- Interactive map of Suvi Do
- Country: Serbia
- Region: Southern and Eastern Serbia
- District: Nišava
- City: Niš
- Municipality: Palilula

Population (2011)
- • Total: 1,010
- Time zone: UTC+1 (CET)
- • Summer (DST): UTC+2 (CEST)

= Suvi Do (Niš) =

Suvi Do (Serbian Cyrillic: Суви До) is a suburban neighbourhood located within the Palilula municipality in the city of Niš, in the Nišava District of Serbia. This neighbourhood is situated approximately 6 kilometers southeast of downtown Niš.

==Transport ==
Suvi Do is well-connected to Niš via the city's public transportation system.
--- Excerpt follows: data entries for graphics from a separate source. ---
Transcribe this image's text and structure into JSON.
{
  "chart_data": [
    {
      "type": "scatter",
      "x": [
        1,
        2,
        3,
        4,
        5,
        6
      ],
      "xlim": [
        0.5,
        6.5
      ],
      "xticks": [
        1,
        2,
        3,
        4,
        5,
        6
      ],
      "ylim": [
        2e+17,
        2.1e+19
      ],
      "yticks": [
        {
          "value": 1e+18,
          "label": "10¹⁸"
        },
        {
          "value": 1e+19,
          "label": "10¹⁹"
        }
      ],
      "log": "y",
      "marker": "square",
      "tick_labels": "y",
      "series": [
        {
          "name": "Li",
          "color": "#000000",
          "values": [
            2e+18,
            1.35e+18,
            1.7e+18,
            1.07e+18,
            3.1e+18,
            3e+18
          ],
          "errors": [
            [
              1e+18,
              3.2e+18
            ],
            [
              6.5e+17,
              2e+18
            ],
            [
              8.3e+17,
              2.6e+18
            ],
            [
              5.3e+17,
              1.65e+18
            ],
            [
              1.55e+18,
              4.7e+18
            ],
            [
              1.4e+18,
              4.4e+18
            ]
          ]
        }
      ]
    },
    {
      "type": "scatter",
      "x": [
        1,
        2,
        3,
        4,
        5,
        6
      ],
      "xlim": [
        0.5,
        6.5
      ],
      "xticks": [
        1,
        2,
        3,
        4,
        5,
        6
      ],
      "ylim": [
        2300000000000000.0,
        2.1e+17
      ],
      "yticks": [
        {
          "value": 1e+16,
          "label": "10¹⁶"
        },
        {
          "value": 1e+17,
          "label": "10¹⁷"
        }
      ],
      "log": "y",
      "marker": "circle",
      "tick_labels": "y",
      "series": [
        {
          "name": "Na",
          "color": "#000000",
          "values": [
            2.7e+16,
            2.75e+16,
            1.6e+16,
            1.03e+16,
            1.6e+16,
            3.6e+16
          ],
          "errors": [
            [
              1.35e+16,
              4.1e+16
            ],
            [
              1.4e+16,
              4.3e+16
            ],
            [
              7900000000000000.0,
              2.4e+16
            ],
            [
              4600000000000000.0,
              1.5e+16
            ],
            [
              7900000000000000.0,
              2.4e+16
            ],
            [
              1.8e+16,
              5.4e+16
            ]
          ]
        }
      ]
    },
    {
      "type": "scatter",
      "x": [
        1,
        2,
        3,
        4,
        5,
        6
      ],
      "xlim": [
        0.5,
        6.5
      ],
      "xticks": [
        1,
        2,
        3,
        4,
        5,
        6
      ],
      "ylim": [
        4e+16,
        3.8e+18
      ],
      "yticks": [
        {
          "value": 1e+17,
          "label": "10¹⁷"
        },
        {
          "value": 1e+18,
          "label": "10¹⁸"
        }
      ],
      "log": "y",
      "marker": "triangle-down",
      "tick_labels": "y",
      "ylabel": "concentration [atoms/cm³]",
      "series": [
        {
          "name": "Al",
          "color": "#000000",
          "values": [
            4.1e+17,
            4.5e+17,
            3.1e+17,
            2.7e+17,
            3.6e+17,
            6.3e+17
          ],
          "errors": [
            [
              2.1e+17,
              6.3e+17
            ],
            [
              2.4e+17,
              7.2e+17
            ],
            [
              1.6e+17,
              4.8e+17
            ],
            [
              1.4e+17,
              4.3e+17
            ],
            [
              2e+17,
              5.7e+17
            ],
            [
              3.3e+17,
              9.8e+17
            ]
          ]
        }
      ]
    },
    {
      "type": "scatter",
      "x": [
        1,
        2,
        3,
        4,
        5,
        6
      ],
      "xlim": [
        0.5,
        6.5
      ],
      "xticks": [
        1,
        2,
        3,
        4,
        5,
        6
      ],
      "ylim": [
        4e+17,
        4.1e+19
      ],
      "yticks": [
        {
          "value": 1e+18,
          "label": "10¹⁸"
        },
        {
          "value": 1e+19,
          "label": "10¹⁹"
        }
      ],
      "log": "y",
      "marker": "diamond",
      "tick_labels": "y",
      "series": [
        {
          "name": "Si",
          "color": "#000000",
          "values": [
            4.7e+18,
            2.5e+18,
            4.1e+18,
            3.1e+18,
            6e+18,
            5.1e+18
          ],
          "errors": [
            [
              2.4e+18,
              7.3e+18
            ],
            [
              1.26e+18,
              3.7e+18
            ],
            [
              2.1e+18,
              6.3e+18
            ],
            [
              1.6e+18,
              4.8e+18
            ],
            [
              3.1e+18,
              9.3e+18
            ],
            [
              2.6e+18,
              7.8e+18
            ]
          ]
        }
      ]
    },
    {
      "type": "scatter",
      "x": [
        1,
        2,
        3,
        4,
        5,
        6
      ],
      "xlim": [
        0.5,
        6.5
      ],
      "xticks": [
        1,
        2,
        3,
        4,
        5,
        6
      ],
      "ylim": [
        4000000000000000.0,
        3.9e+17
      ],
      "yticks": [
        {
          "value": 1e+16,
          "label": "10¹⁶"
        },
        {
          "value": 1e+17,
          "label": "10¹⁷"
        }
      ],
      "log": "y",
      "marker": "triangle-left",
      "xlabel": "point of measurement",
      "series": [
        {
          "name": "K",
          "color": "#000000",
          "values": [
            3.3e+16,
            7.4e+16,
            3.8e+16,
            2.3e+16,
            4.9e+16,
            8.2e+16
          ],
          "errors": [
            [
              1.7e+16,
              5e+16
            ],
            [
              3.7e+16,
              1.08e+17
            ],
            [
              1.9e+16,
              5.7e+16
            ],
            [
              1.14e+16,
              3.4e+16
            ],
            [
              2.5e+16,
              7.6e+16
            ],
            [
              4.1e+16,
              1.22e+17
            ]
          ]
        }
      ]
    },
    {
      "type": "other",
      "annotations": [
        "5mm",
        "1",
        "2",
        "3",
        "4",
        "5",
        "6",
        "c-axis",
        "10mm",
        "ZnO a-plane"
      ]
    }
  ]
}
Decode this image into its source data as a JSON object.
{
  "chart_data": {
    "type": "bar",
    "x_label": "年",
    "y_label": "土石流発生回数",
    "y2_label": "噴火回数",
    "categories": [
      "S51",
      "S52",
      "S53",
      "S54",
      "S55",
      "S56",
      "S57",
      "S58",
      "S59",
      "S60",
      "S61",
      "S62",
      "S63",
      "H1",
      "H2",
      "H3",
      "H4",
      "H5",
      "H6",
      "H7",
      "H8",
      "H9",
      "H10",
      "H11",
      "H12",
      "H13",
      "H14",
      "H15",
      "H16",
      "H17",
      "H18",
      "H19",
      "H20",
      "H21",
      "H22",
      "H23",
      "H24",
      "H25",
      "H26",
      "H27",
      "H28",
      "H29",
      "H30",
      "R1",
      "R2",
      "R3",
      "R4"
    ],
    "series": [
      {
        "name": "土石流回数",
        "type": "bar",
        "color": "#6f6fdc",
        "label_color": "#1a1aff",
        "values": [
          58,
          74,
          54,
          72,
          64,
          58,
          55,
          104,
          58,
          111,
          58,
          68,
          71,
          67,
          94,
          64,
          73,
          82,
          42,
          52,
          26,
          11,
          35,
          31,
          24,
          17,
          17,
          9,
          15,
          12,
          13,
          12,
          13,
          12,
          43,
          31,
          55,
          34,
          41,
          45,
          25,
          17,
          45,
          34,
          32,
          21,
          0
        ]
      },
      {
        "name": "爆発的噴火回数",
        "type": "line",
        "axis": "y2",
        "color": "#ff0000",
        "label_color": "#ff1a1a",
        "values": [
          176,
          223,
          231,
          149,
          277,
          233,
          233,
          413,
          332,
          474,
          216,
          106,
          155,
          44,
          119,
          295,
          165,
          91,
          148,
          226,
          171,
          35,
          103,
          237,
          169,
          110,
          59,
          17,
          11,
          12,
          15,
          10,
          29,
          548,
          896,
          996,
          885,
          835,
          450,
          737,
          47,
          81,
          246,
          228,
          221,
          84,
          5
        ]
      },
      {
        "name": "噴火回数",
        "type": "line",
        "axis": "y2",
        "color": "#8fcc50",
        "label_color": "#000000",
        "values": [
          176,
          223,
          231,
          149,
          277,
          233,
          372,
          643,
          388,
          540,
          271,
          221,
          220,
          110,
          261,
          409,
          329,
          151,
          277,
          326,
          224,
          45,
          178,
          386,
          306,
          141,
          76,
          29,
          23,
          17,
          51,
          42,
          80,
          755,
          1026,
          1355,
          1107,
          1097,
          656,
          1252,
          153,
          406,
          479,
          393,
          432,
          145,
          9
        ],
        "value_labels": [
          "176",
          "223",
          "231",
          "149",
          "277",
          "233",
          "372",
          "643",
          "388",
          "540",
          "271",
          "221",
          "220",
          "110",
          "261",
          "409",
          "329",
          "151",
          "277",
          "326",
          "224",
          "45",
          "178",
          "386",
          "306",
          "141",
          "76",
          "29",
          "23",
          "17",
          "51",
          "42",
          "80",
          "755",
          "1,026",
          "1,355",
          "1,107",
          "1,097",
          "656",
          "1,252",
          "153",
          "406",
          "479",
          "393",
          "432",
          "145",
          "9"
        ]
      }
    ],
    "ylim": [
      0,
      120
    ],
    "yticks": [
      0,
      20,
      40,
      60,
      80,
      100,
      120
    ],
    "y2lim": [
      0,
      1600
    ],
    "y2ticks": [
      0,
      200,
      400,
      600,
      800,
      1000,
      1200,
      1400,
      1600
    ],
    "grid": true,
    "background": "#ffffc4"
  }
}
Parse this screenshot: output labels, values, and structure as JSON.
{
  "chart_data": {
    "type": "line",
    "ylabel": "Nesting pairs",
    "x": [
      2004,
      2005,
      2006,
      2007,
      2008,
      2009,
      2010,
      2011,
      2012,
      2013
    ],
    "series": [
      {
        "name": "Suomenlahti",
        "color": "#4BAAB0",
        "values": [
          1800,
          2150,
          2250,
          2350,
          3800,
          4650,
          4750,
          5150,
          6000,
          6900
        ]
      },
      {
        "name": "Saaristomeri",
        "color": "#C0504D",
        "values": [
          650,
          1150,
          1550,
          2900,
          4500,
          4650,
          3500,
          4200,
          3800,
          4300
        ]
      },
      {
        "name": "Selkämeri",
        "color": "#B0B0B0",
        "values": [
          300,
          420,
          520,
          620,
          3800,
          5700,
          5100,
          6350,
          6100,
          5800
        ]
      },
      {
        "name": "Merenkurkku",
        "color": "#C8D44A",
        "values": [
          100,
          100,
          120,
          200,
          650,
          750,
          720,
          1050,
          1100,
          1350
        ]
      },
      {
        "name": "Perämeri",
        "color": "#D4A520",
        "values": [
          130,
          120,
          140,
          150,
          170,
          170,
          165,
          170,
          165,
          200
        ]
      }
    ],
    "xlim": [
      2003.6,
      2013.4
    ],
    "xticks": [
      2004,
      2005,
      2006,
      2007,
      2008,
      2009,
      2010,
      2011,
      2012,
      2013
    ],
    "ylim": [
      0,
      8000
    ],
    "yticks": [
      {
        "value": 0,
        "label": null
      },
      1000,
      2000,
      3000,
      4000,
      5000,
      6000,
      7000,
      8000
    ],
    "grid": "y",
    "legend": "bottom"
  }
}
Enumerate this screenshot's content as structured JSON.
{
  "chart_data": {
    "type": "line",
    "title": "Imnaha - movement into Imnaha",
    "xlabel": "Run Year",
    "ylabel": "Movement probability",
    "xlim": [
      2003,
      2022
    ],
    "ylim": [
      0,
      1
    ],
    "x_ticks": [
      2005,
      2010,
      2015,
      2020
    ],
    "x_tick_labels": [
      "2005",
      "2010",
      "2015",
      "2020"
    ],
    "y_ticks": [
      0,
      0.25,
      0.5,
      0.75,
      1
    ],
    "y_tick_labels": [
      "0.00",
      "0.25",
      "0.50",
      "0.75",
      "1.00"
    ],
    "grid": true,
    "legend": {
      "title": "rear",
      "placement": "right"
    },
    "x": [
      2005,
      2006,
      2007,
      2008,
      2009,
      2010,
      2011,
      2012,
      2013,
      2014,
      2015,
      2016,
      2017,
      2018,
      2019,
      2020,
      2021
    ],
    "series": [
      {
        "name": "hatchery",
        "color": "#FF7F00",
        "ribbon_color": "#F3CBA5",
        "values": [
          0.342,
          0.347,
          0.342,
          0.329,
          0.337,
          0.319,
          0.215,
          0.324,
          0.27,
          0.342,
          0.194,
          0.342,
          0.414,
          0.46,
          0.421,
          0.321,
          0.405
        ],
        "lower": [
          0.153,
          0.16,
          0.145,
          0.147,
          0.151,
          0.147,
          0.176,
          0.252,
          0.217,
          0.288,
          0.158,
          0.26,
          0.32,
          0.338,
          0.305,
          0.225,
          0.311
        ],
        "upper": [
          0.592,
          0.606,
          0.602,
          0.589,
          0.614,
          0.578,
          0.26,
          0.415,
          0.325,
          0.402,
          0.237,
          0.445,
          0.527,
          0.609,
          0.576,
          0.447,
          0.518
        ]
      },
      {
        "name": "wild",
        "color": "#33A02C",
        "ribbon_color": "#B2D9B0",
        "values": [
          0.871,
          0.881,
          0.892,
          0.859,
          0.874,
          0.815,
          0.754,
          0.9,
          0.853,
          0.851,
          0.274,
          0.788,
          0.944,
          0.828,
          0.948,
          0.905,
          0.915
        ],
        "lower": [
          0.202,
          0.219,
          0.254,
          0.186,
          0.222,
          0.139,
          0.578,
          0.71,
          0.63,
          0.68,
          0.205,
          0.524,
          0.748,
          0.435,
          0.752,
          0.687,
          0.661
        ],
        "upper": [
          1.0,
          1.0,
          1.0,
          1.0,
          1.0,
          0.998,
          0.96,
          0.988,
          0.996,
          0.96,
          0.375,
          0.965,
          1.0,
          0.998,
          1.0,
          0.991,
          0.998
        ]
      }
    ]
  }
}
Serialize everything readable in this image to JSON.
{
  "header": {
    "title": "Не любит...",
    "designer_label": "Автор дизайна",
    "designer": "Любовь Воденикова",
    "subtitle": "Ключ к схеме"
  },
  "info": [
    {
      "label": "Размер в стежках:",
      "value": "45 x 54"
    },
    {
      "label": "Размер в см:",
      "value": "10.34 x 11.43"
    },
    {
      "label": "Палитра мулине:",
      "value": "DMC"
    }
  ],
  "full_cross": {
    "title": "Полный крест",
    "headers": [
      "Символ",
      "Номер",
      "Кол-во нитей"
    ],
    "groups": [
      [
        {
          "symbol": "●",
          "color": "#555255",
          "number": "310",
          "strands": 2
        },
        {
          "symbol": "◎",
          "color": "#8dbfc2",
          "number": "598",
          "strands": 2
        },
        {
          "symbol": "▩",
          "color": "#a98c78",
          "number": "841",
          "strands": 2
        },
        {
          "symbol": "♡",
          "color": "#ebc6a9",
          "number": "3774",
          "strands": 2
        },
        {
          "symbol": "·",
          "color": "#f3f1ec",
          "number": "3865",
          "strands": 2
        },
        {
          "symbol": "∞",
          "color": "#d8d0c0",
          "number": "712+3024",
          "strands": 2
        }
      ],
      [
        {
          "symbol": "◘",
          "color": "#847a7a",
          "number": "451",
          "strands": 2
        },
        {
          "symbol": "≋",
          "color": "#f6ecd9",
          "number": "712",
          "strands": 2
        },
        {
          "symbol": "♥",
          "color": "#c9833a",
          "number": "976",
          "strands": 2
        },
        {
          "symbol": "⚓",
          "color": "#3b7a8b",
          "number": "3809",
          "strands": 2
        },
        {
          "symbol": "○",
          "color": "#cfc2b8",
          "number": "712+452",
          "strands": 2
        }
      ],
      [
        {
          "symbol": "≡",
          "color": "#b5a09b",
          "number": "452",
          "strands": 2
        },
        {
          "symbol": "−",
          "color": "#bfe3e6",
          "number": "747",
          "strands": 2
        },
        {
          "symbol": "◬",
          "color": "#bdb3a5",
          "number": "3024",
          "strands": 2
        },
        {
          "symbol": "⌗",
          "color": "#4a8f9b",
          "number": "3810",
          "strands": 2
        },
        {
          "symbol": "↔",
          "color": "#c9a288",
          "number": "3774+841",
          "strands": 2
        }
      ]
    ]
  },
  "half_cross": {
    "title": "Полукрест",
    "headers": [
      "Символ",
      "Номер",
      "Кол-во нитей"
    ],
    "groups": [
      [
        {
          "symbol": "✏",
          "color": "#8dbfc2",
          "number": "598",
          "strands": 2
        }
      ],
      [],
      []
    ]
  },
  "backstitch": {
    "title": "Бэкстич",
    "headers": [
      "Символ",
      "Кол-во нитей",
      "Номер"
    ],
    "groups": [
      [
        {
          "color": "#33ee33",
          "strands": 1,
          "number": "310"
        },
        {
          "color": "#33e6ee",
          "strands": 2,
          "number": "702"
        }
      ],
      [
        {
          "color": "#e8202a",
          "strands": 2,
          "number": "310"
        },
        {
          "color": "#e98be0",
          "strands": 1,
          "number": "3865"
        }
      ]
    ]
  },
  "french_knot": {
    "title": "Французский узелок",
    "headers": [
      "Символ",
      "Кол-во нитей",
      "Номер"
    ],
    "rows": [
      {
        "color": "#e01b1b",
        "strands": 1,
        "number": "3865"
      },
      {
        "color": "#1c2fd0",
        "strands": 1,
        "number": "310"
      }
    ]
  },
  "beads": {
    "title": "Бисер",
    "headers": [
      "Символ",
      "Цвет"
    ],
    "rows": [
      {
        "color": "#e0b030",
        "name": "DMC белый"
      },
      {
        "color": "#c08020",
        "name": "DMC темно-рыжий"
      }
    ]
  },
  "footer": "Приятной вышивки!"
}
The neighbourhood is served by City Transport Line No. 3, which provides direct and efficient access to various parts of Niš, including the city center. This makes commuting easy for residents and facilitates the integration of Suvi Do into the broader urban area of Niš.

== Economy and Industry ==
Suvi Do hosts several large multinational companies.

== History ==
Suvi Do has a history dating back to the Middle Ages. The first recorded mention of the settlement is in a Turkish census from 1498, where it was referred to as Dol, with 10 houses, 2 unmarried men, and 3 widow's houses, contributing a total of 1,682 akçe in taxes. The toponymy of the area, such as Vlaško Brdo, indicates the historical presence of Vlach shepherds, as evidenced by the names of nearby villages like Vukmanovo, Berbatovo, and Donje Vlase.

The liberation of Niš in 1878 found Suvi Do as a small hamlet with an unknown landlord. It was a significant site during the battles for the liberation of Niš from January 4th to 8th, 1878 (Vuči Dol and Kamara).

Until 1949, Suvi Do was a small village. That year marked the establishment of the first industrial facilities for radio and X-ray equipment manufacturing (RR factories), the precursor to the later Electronic Industry (EI). This industrial development, along with its proximity to Niš, spurred the settlement of workers and led to significant socio-economic restructuring, gradually transforming Suvi Do from a traditional rural village to a suburban area with a mixed urban-rural character.

== Demographics ==
As of the 2011 census, Suvi Do had a population of 1,010, showing steady growth from 935 in 2002 and 807 in 1991. The settlement has a predominantly Serbian population.

In 1878, Suvi Do had around 20 households and approximately 150 residents. By 1930, this had increased to 45 households and 275 residents. According to the 2002 census, the village had 848 adults, with an average age of 42.1 years (40.9 for men and 43.3 for women). The average household size was 2.96 members, across 341 households.